Correct. In the US, subway stations and buses, elevators, convenience stores etc. have video cameras. Electronic tolling gantries have been used to track vehicles. Red light cameras are everywhere. I haven't seen a backlash.
It's always interesting to see a reference to a different society as a pedagogical tool to learn about something you might not like. The key step though is to see your own life from an outside perspective, i.e. introspection, which is a very lacking skill indeed.
It should be pointed out that, with or without AI, the cultural impulses are the same. This is an issue of authoritarianism, not of AI. If it should be feared more universally then the fear should be the authoritarian streak within all of us.
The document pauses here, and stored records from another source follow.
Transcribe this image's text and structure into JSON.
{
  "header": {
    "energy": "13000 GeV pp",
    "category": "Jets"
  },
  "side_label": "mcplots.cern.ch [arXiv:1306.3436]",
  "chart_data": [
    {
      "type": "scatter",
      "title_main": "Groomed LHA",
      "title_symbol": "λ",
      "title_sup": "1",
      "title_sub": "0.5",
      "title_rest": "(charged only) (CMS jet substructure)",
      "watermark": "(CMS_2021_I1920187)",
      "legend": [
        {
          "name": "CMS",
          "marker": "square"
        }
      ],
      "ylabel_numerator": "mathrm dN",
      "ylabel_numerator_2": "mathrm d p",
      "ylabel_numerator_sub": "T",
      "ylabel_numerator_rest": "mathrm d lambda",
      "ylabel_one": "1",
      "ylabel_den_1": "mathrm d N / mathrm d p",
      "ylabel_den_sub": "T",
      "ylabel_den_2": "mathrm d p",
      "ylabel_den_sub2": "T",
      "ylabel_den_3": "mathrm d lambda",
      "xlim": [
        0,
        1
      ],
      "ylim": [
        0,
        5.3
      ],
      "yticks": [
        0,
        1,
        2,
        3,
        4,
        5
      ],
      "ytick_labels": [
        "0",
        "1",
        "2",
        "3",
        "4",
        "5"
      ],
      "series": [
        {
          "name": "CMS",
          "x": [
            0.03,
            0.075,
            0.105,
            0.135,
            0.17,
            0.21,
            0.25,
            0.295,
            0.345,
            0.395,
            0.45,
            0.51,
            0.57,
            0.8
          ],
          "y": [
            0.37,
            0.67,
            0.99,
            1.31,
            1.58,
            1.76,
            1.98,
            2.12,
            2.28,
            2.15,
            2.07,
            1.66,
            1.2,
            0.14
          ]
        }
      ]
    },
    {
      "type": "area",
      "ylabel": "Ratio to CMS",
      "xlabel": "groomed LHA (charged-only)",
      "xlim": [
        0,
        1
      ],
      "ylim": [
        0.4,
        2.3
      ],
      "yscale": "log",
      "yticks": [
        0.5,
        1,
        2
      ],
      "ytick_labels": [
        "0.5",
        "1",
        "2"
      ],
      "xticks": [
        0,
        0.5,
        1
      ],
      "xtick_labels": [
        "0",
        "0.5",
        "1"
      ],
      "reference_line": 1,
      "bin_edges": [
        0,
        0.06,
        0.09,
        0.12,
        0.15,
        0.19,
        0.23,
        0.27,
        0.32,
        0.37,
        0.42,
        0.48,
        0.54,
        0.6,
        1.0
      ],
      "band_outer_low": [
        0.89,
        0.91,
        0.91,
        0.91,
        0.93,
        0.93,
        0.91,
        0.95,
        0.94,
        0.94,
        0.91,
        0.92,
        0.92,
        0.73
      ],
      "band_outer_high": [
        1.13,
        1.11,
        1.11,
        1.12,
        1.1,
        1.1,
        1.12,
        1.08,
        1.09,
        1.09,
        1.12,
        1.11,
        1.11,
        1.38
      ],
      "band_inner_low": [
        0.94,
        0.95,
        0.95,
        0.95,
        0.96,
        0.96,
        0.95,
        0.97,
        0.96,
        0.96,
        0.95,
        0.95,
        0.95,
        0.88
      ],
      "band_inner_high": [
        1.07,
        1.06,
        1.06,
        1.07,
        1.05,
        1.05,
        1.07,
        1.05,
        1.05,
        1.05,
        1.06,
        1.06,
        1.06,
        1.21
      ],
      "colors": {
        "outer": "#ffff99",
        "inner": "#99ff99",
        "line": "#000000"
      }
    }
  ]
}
There were horrible problems that derailed progress, it's pointless to deny them. On the other hand, some of the suffering came externally, like sanctions and embargoes designed to make life miserable and induce the country to fail/the regime to collapse. Also military threats that depleted meager resources and made normal investment impossible.
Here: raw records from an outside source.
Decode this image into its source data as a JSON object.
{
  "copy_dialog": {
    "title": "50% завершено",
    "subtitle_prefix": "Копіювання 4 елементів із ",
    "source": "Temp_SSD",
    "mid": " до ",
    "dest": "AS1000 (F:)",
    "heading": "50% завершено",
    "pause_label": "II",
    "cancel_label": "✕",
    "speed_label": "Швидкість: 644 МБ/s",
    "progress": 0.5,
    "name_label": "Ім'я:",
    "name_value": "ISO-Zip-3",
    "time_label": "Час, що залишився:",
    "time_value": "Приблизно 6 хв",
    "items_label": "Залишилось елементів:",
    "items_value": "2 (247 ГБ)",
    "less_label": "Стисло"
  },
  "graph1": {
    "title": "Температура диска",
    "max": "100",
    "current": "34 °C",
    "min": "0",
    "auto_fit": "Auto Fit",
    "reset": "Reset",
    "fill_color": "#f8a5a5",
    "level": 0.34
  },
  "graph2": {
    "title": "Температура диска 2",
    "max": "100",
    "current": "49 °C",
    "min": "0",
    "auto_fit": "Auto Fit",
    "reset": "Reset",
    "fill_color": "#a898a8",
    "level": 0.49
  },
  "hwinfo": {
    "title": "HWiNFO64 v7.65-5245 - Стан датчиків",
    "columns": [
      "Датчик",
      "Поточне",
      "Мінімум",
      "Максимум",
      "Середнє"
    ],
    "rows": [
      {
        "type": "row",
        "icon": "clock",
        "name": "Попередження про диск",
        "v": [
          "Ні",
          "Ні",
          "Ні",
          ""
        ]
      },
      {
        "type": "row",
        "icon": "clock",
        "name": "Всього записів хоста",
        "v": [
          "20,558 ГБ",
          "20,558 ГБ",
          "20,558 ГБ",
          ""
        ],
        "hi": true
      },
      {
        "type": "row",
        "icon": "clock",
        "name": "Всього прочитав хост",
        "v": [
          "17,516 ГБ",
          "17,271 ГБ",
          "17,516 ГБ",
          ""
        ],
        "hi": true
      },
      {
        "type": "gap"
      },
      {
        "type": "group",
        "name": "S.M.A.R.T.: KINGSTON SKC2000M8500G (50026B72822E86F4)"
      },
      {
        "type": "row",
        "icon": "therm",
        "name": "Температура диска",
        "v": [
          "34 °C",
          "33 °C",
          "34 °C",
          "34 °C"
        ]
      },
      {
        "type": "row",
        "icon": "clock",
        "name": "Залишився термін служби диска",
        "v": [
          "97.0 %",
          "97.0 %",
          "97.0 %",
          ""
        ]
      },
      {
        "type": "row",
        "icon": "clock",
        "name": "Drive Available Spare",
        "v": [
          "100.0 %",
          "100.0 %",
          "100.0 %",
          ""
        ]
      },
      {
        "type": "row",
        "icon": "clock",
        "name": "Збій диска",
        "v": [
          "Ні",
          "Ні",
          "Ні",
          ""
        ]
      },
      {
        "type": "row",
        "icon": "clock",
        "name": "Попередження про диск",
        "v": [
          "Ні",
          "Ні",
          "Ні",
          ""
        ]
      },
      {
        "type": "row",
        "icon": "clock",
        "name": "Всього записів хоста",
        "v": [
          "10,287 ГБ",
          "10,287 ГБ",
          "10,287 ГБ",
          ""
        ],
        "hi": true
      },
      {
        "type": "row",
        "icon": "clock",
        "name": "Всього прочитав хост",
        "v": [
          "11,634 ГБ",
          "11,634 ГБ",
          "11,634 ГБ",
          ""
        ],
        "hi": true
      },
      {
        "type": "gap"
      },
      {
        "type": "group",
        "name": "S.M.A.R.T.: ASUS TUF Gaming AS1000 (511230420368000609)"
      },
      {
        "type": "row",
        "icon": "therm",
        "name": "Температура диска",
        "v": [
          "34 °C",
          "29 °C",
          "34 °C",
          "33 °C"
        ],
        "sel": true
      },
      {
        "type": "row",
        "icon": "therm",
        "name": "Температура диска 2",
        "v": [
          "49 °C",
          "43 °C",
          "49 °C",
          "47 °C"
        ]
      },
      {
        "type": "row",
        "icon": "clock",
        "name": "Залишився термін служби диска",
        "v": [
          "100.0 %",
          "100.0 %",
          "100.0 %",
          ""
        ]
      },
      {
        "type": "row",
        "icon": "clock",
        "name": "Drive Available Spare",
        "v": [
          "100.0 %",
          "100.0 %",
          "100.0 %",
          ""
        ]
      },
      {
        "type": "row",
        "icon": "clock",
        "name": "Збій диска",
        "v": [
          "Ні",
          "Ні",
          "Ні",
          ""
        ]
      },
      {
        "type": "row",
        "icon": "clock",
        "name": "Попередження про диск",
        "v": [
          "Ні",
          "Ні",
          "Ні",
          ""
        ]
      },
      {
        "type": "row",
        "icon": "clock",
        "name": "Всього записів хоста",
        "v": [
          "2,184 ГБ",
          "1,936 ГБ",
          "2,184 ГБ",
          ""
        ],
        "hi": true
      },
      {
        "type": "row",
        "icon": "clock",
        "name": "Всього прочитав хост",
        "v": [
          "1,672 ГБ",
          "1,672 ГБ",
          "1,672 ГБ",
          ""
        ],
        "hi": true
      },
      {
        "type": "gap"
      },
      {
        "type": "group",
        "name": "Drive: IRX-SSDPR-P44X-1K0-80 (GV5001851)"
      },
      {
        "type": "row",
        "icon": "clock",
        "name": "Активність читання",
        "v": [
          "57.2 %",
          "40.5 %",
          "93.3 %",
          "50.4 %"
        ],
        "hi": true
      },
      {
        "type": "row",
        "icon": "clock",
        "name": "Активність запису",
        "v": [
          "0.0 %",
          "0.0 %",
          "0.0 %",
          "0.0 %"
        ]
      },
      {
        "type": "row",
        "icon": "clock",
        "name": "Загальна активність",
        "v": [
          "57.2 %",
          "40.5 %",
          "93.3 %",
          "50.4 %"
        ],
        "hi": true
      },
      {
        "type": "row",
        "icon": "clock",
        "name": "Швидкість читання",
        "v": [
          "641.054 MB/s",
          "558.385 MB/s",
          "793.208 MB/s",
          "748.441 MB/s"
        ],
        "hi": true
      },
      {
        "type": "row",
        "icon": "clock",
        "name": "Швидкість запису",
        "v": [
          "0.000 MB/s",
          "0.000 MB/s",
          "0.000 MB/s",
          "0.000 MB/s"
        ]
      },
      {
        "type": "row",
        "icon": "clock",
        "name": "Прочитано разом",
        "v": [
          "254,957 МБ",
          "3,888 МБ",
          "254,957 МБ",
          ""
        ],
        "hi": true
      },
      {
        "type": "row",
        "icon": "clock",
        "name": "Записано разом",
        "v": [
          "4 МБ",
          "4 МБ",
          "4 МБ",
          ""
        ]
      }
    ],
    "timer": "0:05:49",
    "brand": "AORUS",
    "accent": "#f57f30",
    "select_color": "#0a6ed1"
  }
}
What can be said is that, given this set of very difficult challenges, whether self-induced or not, the outcome, such as it is, is a commendable one.
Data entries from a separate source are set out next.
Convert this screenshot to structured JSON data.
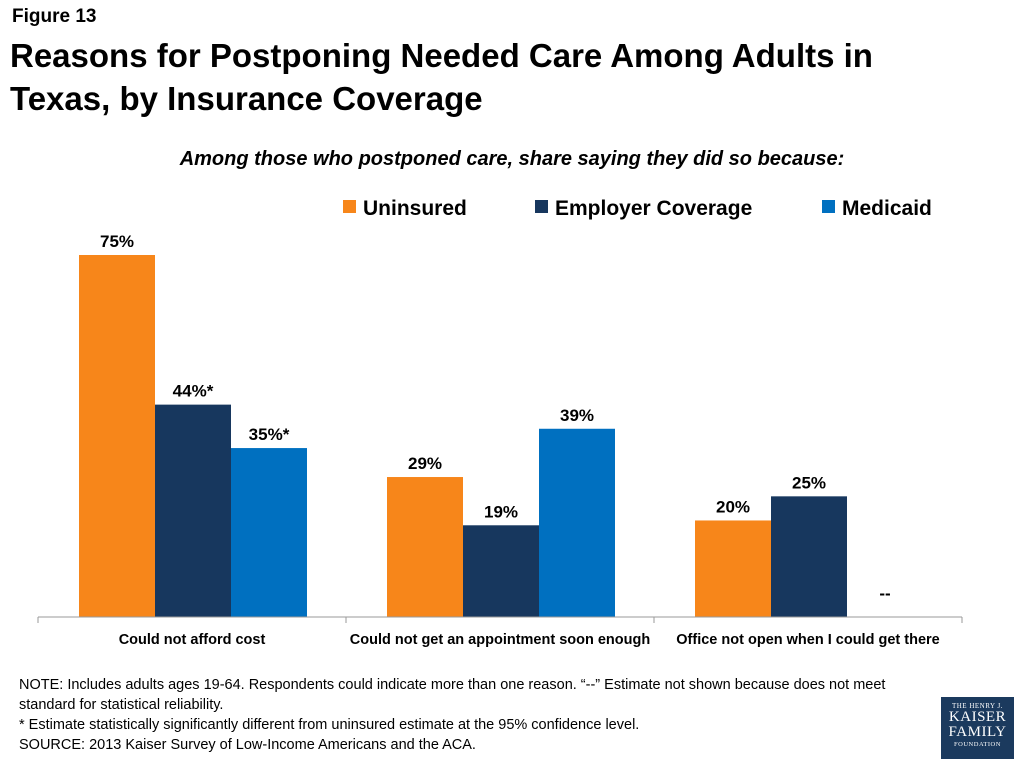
{
  "figure_label": "Figure 13",
  "chart_data": {
    "type": "bar",
    "title": "Reasons for Postponing Needed Care Among Adults in Texas, by Insurance Coverage",
    "subtitle": "Among those who postponed care, share saying they did so because:",
    "categories": [
      "Could not afford cost",
      "Could not get an appointment soon enough",
      "Office not open when I could get there"
    ],
    "series": [
      {
        "name": "Uninsured",
        "color": "#f7861a",
        "values": [
          75,
          29,
          20
        ],
        "labels": [
          "75%",
          "29%",
          "20%"
        ]
      },
      {
        "name": "Employer Coverage",
        "color": "#17375e",
        "values": [
          44,
          19,
          25
        ],
        "labels": [
          "44%*",
          "19%",
          "25%"
        ]
      },
      {
        "name": "Medicaid",
        "color": "#0070c0",
        "values": [
          35,
          39,
          null
        ],
        "labels": [
          "35%*",
          "39%",
          "--"
        ]
      }
    ],
    "ylim": [
      0,
      80
    ],
    "grid": false,
    "legend_position": "top-right"
  },
  "notes": {
    "note": "NOTE: Includes adults ages 19-64. Respondents could indicate more than one reason. “--” Estimate not shown because does not meet standard for statistical reliability.",
    "significance": "* Estimate statistically significantly different from uninsured estimate at the 95% confidence level.",
    "source": "SOURCE: 2013 Kaiser Survey of Low-Income Americans and the ACA."
  },
  "logo": {
    "line1": "THE HENRY J.",
    "line2": "KAISER",
    "line3": "FAMILY",
    "line4": "FOUNDATION"
  }
}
The Western media doesn't know how to portray China, or any foreign country. Everything is a caricature and taken as a mere curiosity or monstrosity. It remains at the stage of minstrelsy and Indian dress-up. If you read serious news from abroad, you'll see this.
You're giving the wrong impression. Let's parse this a bit. China is "crazier" in that it's different in a way that's hard to explain in Western discourse. In order to analogize for the reader, quite inadequately really, the portrayal becomes "exaggerated" and "incomprehensible". To the extent that what's different and unusual is generally perceived as "negative" -- because if they were positive you'd be doing that in your society -- the portrayal of China tends to be negative. Both views are valid.
First of all, are we talking about manufacturing or trafficking? Because fentanyl is legal medicine, used by hospitals. It isn't illegal to manufacture, use, or export when complying with controlled substance laws. What's there to prosecute?
There were some shady outfits that sold to individuals online and those should have been shut down if it was so easy to establish a link, but usually it goes through many hands long after it exits China. Like guns and "Made in China" goods, it's a supply-chain phenomenon that the source manufacturer happens to be in China. Doesn't mean China controls the whole trade. Obviously if the sale is in China for illicit uses there is a lot more big brother tracking and when found out the draconian drug regime there applies. You're reading non-existent things into sensationalist news stories.
Last year, China went along with the DEA to ban the manufacturing of some synthetic variants in illicit use, so they're helping if anything. They didn't have to even talk to the DEA when it's the DEA's job to crack down on drugs on the home turf where the real problem is.
The Opium Wars began when the Chinese confiscated the British drug contraband (but property to the British) and lit a bonfire with them, as the opium trade was illegal. There is no comparison.
No, it's not. You're doing random pattern matching. Chemical engineering has been outsourced to China and factories there are making/exporting whatever people want to import, including industrial chemicals and pharmaceuticals. The supply chain has been moved around with globalization, that is all. There is no political motivation behind it, much less political control.
The PRC leadership is not stupid, either. They see the suspension of the bill as test of whether this whole thing was about the bill or something else. As suspected, it was about something else. Given that, no concession the PRC is willing to make will be enough. This is bigger than HK now and frankly out of HK'ers hands as to how it evolves next.